Just because they are called snowball bushes doesn't mean that you plant them in winter. "Snowball bushes" are shrubs that produce round clusters of white flowers that look something like snowballs. Many are deciduous shrubs in the viburnum genus, but a certain hydrangea also bears snowy, globular inflorescences in addition to the common-name snowball bush.

Whether you plant viburnum or hydrangea shrubs, you can plant them in the fall. The ideal time for transplanting is while the plants are dormant.

So Many Snowballs, So Little Time

If you want a shrub about your own height that offers bright green leaves and shining, round snowballs of flower clusters, you'll have to use the "eenie meenie miney mo" system for choosing among the many available. You can go with snowball hydrangea or snowball viburnums, depending on which best fits your needs.

Snowball Hydrangeas

Several different hydrangea bushes offer round, tight clusters of white flowers in the shape of snowballs. You can pick Pee Gee hydrangea (Hydrangea paniculata 'Grandiflora') if you live in U.S. Department of Agriculture plant hardiness zones 3 through 8 for a fast-growing shrub that reaches up to 20 feet in each direction. It produces huge white panicles of blossoms that turn purple-pink over the summer and grows in sun or partial shade.

Alternatively, go with smooth hydrangea (Hydrangea arborescens 'Annabelle') in USDA zones 3 through 9. It's better for smaller gardens since it only grows to 5 or 6 feet in each direction but offers enormous clusters of sterile white flowers. Each "snowball" flower can get to 12 inches across. Smooth hydrangea prefers a shady location.

Both of these hydrangeas are deciduous plants, Because they are usually sold as potted plants, they can technically be planted any time of the year. It is best to plant them in early summer or fall, however. Plant them in spring if you live in an area where you don't get freezing temperature in spring. If you are transplanting a hydrangea, do so when the plant is dormant in fall or winter. Avoid transplanting when the ground is under snow or frozen.

Snowball Viburnums

Your dream snowball bush might be a viburnum, a large family of ornamental shrubs admired for their bright foliage, generous spring blossoms and fall berries. Several have snowball-like flowers, including Chinese snowball bush (Viburnum macrocephalum 'Sterile' ) and Japanese snowball bush (Viburnum plicatum plicatum) and common snowball bush (Viburnum opulus 'Roseum').
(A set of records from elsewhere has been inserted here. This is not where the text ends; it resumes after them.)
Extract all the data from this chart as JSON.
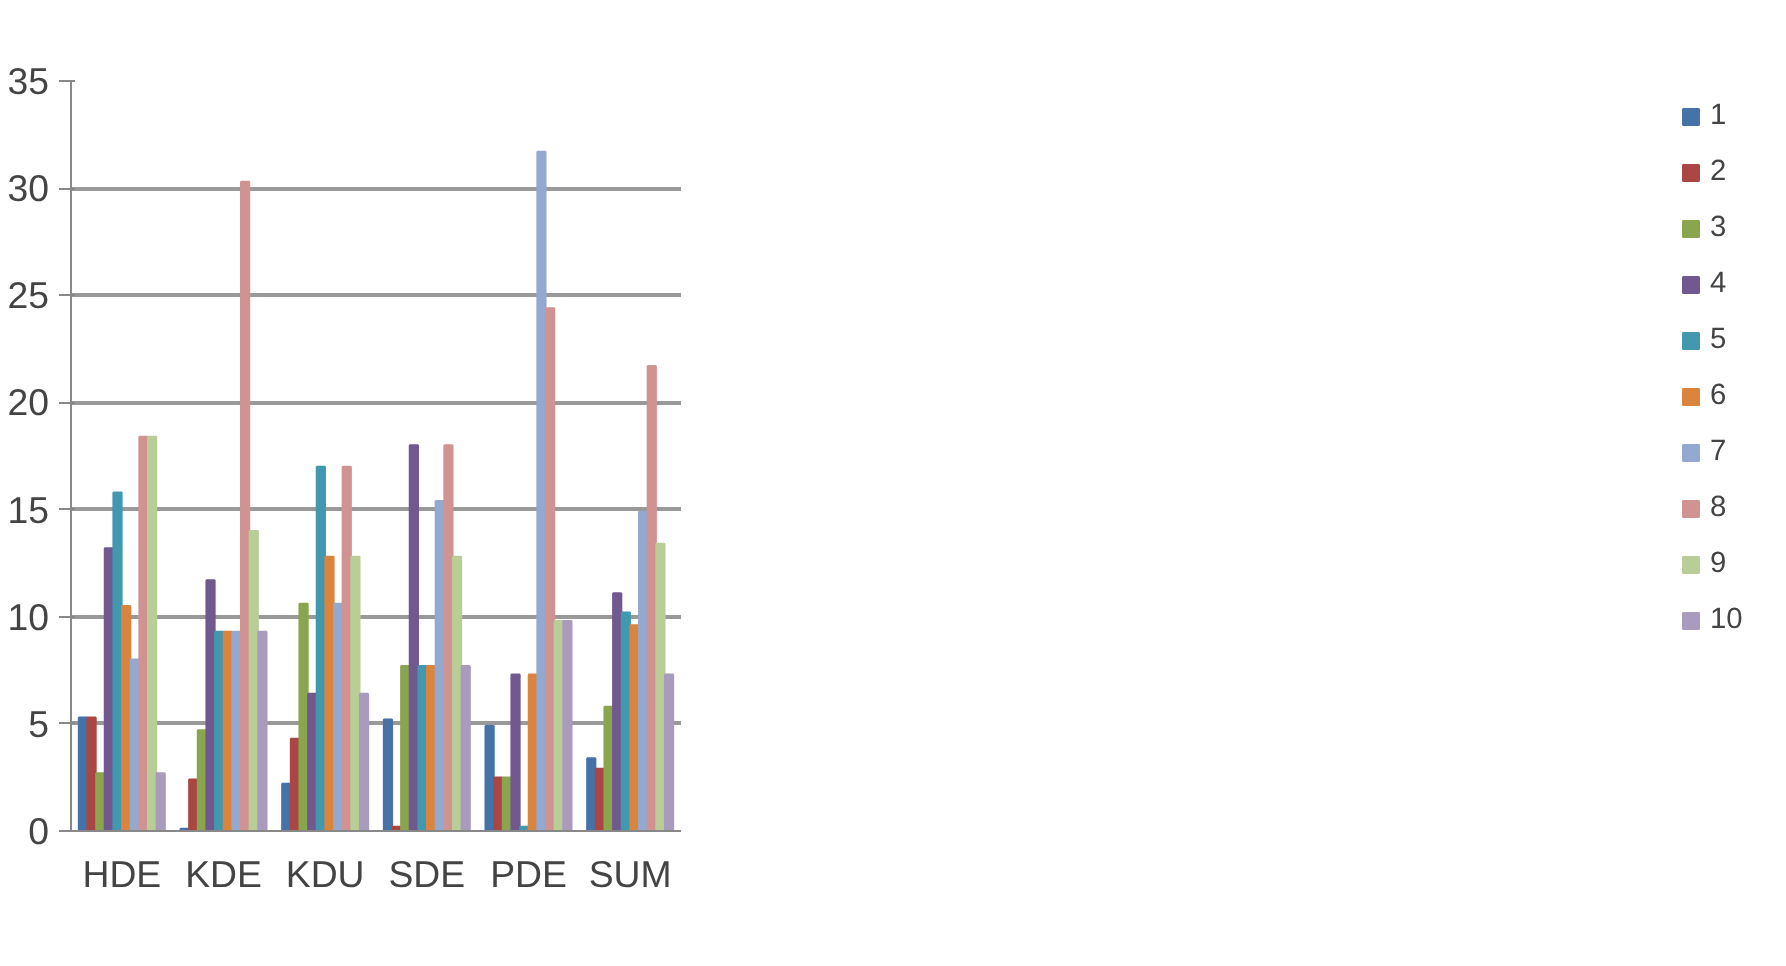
{
  "chart_data": {
    "type": "bar",
    "categories": [
      "HDE",
      "KDE",
      "KDU",
      "SDE",
      "PDE",
      "SUM"
    ],
    "series": [
      {
        "name": "1",
        "color": "#4572a7",
        "values": [
          5.3,
          0.1,
          2.2,
          5.2,
          4.9,
          3.4
        ]
      },
      {
        "name": "2",
        "color": "#aa4643",
        "values": [
          5.3,
          2.4,
          4.3,
          0.2,
          2.5,
          2.9
        ]
      },
      {
        "name": "3",
        "color": "#89a54e",
        "values": [
          2.7,
          4.7,
          10.6,
          7.7,
          2.5,
          5.8
        ]
      },
      {
        "name": "4",
        "color": "#71588f",
        "values": [
          13.2,
          11.7,
          6.4,
          18.0,
          7.3,
          11.1
        ]
      },
      {
        "name": "5",
        "color": "#4198af",
        "values": [
          15.8,
          9.3,
          17.0,
          7.7,
          0.2,
          10.2
        ]
      },
      {
        "name": "6",
        "color": "#db843d",
        "values": [
          10.5,
          9.3,
          12.8,
          7.7,
          7.3,
          9.6
        ]
      },
      {
        "name": "7",
        "color": "#93a9cf",
        "values": [
          8.0,
          9.3,
          10.6,
          15.4,
          31.7,
          14.9
        ]
      },
      {
        "name": "8",
        "color": "#d19392",
        "values": [
          18.4,
          30.3,
          17.0,
          18.0,
          24.4,
          21.7
        ]
      },
      {
        "name": "9",
        "color": "#b9cd96",
        "values": [
          18.4,
          14.0,
          12.8,
          12.8,
          9.8,
          13.4
        ]
      },
      {
        "name": "10",
        "color": "#a99bbd",
        "values": [
          2.7,
          9.3,
          6.4,
          7.7,
          9.8,
          7.3
        ]
      }
    ],
    "ylim": [
      0,
      35
    ],
    "yticks": [
      0,
      5,
      10,
      15,
      20,
      25,
      30,
      35
    ],
    "grid": "y",
    "legend": "right"
  }
}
Both Chinese and Japanese snowball bush thrive in USDA zones 5 through 7, and the shrubs look similar. The Chinese snowball is more dramatic, with 8-inch, snowball flowers, and grows to 20 feet tall, while its Japanese cousin only grows to 15 feet with tennis-ball-sized flowers. Both offer green flowers that whiten as they mature.

The European snowball bush is actually a highbush cranberry that grows to about 10 feet high and some 7 feet wide, offering its snowball flowers in May. The cultivar 'Roseum' is sterile, so the bush produces 3-inch round flower clusters but no berries.

It is best to plant viburnums in the fall, when you expect cooler weather and more moisture. But since most viburnums are offered in containers in the springtime, you can also plant them then. Be sure spring-planted viburnums get regular irrigation. If you are transplanting an established viburnum, do so while the plant is dormant, during spring, fall or even winter, in mild regions.